MigraSoothe for Migraines and Breastfeeding

Is MigraSoothe Safe While Breastfeeding?

A Closer Look at Riboflavin, CoQ10 & Magnesium

We are proud to offer products that naturally support migraine relief — and broader neurological and systemic wellness. Migraines are often a symptom of deeper imbalances, and smart supplementation can be an important part of rebalancing the body.

We often hear from new mothers who love the natural support MigraSoothe offers — but understandably want reassurance that it’s safe to use while breastfeeding. In this article, we explore the safety of MigraSoothe’s key ingredients — Riboflavin (Vitamin B2), Coenzyme Q10 (CoQ10), and Magnesium Citrate — specifically in the context of nursing.

Riboflavin 400mg and Breastfeeding

Riboflavin (Vitamin B2) is one of the most evidence-backed nutrients for migraine prevention. MigraSoothe includes it at the clinically supported dose of 400 mg — significantly higher than the daily requirement, but well-tolerated even during breastfeeding.

According to LactMed and the NIH Office of Dietary Supplements, riboflavin is water-soluble. Excess amounts are excreted in urine. While some riboflavin may pass into breast milk, no harmful effects have been reported in breastfed infants.

Typical Adjuncts for Severe Migraine: CoQ10 and Magnesium

For more severe or persistent migraine sufferers, we often recommend combining Riboflavin with two other natural supports:

  • Coenzyme Q10 (CoQ10) – An antioxidant that supports mitochondrial function and energy production. It's commonly used alongside riboflavin in migraine protocols.
  • Magnesium – A mineral that supports nerve health, muscle function, and may help prevent migraine onset.

Let’s look at how both fit into breastfeeding safety.

MigraSoothe Coenzyme Q10 (CoQ10) and Nursing

CoQ10 is naturally produced in the body and plays a key role in cellular energy. While formal studies in breastfeeding are limited, sources like LactMed consider it to be low risk. It has a large molecular size and fat solubility, which makes significant transfer into breast milk unlikely.

Because CoQ10 has a long half-life (about 33 hours), some nursing users of MigraSoothe choose to take it every other day. This is a personal choice and not medically required, but can feel like a gentler option for those wanting to be extra cautious.

MigraSoothe Magnesium and Breastfeeding

Magnesium is essential for both mothers and babies and is already found in breast milk. The NIH and LactMed both state that oral magnesium supplements are not known to cause harm to breastfed infants when used within normal ranges.

Some breastfeeding customers choose to start with a lower dose (e.g., one capsule instead of two), especially if they’ve experienced loose stools or mild digestive sensitivity. This gentler introduction is perfectly acceptable and often well-tolerated.

Final Thoughts

MigraSoothe is thoughtfully formulated with ingredients that have strong safety profiles, even during breastfeeding. While individual responses can vary, many nursing mothers have used these nutrients safely — often with the guidance of their GP or health practitioner.

If you're currently breastfeeding and considering MigraSoothe or its supporting nutrients like CoQ10 or magnesium, we always recommend speaking to your healthcare provider, especially if you're taking medications or have specific health needs.

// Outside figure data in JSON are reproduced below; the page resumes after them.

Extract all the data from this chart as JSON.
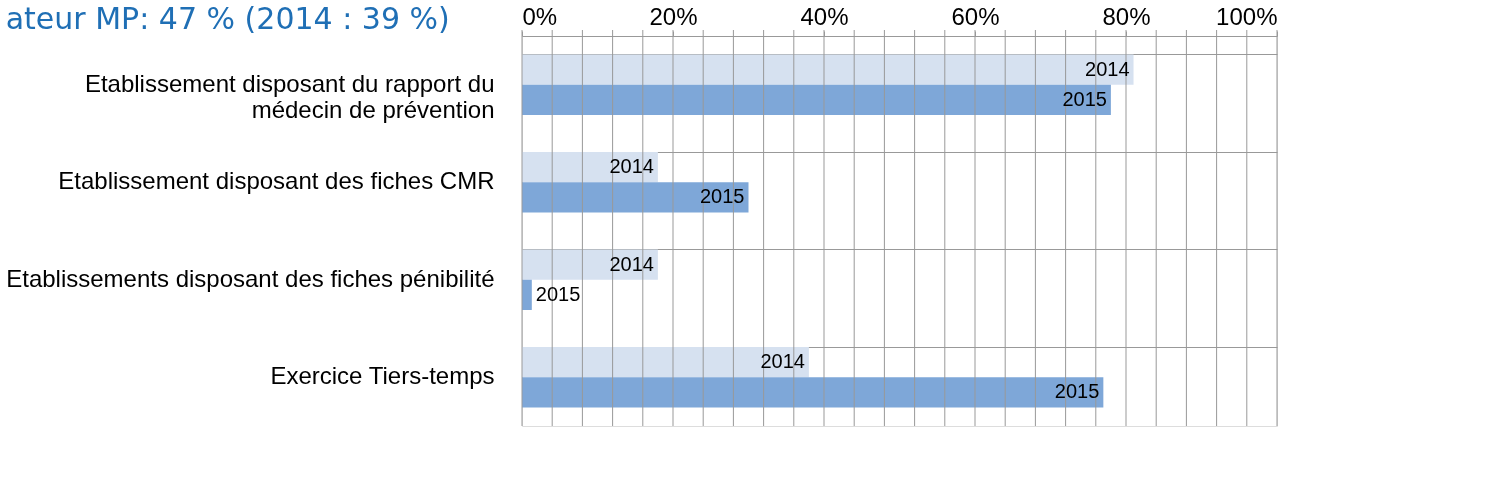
{
  "chart_data": {
    "type": "bar",
    "orientation": "horizontal",
    "title": "ateur MP: 47 % (2014 : 39 %)",
    "categories": [
      "Etablissement disposant du rapport du\nmédecin de prévention",
      "Etablissement disposant des fiches CMR",
      "Etablissements disposant des fiches pénibilité",
      "Exercice Tiers-temps"
    ],
    "series": [
      {
        "name": "2014",
        "color": "#d6e1f0",
        "values": [
          81,
          18,
          18,
          38
        ]
      },
      {
        "name": "2015",
        "color": "#7ea7d8",
        "values": [
          78,
          30,
          1.3,
          77
        ]
      }
    ],
    "xlim": [
      0,
      100
    ],
    "xticks": [
      {
        "value": 0,
        "label": "0%"
      },
      {
        "value": 4,
        "label": null
      },
      {
        "value": 8,
        "label": null
      },
      {
        "value": 12,
        "label": null
      },
      {
        "value": 16,
        "label": null
      },
      {
        "value": 20,
        "label": "20%"
      },
      {
        "value": 24,
        "label": null
      },
      {
        "value": 28,
        "label": null
      },
      {
        "value": 32,
        "label": null
      },
      {
        "value": 36,
        "label": null
      },
      {
        "value": 40,
        "label": "40%"
      },
      {
        "value": 44,
        "label": null
      },
      {
        "value": 48,
        "label": null
      },
      {
        "value": 52,
        "label": null
      },
      {
        "value": 56,
        "label": null
      },
      {
        "value": 60,
        "label": "60%"
      },
      {
        "value": 64,
        "label": null
      },
      {
        "value": 68,
        "label": null
      },
      {
        "value": 72,
        "label": null
      },
      {
        "value": 76,
        "label": null
      },
      {
        "value": 80,
        "label": "80%"
      },
      {
        "value": 84,
        "label": null
      },
      {
        "value": 88,
        "label": null
      },
      {
        "value": 92,
        "label": null
      },
      {
        "value": 96,
        "label": null
      },
      {
        "value": 100,
        "label": "100%"
      }
    ],
    "grid": true,
    "legend": false
  }
}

Still unsure? Contact our team for product guidance or speak to your GP for a personalised recommendation.

 

⚠️ Important Disclaimer

 

MigraSoothe is a food supplement, not a medicine. While we aim to provide helpful information based on current research and customer experience, this content is not a substitute for medical advice. If you are pregnant, breastfeeding, or taking medication, always speak to your GP, midwife, or a qualified health professional before starting or continuing any new supplement, including those in the MigraSoothe range.

Each person’s body and medical history is different. Statements about ingredient safety are based on publicly available data from sources such as the NIH and LactMed, but they do not replace personalised medical guidance.